Four UW-La Crosse professors — two from Geography & Earth Science and two from Biology — collaborated in writing the grant after initial studies in the La Crosse River marsh over a year ago uncovered high levels of lead contamination in the soil, which could potentially be toxic to wildlife living there.
The grant will allow further analysis of the impact of lead levels in the marsh such as testing the water and life forms living there, including aquatic vegetation, fish, and insects that spend part of their lifecycle in the sediment. Biology Professor Tisha King-Heiden will also study whether the sediments induce any developmental problems with fish.
“Now the question is — is this lead just hanging out in the sediment or is it a greater biological concern?” says Colin Belby, professor of Geography & Earth Science.
The grant also allows researchers to increase public awareness and understanding of the marsh through a series of community meetings and outreach events. Two or more public meetings will be held at the EcoPark in fall 2013 to discuss the results of the marsh lead level studies. UW-L professors are also collaborating to offer a “Marsh Science Day” in summer 2013 to educate the public about the marsh and its ecosystem. Exact dates for these events have yet to be determined.
Professors also plan to create signage in the marsh to educate about its history. La Crosse Gun Club trapshooting competitions at the marsh from 1932 to 1963 left behind lead shot, which sank into the muddy waters, explaining today’s high levels.
The two-year grant began this July and will be complete by summer 2014 and involves a partnership with the City of La Crosse, the Wisconsin Department of Natural Resources and the Myrick-Hixon EcoPark.

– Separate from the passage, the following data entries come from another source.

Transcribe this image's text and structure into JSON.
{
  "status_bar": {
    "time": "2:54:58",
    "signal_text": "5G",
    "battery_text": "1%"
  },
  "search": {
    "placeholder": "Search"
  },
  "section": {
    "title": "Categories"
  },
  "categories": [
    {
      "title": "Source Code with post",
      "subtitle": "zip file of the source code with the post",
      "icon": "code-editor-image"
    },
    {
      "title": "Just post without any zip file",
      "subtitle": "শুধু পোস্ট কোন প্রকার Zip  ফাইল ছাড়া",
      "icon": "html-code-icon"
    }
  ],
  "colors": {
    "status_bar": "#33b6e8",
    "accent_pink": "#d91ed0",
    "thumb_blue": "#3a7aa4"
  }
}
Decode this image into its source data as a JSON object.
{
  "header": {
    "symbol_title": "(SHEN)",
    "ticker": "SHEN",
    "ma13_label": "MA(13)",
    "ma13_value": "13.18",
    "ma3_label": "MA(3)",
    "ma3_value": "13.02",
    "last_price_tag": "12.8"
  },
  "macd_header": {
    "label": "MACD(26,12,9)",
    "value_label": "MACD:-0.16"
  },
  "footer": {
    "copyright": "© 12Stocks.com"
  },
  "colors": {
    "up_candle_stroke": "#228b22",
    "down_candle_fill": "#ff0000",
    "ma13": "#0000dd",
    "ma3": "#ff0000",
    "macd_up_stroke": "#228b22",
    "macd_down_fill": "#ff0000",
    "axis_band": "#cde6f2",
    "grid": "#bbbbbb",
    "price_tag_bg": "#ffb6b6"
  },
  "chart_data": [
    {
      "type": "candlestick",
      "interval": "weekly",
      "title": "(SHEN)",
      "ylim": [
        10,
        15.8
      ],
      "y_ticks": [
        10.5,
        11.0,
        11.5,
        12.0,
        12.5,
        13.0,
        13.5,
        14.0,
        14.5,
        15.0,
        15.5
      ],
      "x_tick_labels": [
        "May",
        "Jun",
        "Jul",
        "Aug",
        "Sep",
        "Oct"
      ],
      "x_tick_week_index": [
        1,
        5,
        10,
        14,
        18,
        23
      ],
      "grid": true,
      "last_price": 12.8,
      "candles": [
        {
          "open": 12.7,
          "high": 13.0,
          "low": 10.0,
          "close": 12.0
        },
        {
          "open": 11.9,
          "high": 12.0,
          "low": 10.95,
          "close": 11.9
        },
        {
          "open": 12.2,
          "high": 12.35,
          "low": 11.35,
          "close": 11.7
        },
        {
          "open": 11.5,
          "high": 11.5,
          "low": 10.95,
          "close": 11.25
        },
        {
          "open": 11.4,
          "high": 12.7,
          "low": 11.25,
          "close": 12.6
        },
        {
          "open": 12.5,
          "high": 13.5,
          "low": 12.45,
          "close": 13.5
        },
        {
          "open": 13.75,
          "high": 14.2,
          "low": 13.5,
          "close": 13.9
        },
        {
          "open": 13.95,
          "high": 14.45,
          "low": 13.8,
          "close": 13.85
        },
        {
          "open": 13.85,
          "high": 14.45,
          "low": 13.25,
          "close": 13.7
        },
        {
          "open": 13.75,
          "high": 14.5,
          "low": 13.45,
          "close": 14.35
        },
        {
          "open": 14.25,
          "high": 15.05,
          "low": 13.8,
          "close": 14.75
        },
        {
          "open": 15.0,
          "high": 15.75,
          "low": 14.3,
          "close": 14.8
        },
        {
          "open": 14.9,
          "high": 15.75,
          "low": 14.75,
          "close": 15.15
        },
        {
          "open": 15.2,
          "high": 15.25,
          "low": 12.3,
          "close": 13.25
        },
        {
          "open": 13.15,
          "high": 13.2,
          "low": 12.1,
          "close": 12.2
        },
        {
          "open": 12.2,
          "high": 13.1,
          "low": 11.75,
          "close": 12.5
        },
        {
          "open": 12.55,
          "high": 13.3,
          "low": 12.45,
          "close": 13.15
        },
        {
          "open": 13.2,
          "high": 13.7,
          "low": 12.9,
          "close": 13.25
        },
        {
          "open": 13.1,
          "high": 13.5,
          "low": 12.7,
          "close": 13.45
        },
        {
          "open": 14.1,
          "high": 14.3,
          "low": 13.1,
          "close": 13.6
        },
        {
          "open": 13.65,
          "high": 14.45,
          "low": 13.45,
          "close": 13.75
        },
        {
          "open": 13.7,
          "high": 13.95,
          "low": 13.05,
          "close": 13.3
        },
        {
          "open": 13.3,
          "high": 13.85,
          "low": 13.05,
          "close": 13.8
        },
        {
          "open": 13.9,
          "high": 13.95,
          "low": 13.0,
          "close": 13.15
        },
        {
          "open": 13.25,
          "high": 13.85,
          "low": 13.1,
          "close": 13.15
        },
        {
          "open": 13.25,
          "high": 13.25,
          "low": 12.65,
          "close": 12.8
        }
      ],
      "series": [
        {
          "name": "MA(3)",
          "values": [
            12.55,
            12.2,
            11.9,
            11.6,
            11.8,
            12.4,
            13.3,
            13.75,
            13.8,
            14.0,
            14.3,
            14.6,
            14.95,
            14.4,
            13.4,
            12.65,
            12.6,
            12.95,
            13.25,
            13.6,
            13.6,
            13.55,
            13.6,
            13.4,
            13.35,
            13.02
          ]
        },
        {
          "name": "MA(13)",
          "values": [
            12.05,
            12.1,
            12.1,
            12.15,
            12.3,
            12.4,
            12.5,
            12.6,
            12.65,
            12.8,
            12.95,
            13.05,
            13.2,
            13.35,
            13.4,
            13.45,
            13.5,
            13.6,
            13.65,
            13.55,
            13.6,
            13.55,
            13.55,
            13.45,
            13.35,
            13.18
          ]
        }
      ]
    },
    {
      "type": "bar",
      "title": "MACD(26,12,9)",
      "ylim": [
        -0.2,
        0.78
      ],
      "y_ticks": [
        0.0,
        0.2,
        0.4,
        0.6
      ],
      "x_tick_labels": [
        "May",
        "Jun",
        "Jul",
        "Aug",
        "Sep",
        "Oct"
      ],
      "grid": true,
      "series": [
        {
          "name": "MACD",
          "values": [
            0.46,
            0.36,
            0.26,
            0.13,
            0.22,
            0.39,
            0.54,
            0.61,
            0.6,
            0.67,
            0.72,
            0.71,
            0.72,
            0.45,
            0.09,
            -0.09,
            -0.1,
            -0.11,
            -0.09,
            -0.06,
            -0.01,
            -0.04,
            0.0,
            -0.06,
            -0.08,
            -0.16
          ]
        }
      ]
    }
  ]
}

The four UW-L professors involved are Colin Belby and Ryan Perroy, both Geography & Earth Science; and Tisha King-Heiden and Gretchen Gerrish, both Biology.
Background on the grant
The Environmental Protection Agency has selected 46 organizations in 32 states and Puerto Rico to receive grants ranging from $30,280 to $60,000, totaling $2.7 million for projects that will contribute to improving water quality and community revitalization. The goal of these Urban Waters Small Grants is to fund research, studies, training and demonstration projects that will advance the restoration of urban waters by improving water quality through activities that also support community revitalization and other local priorities.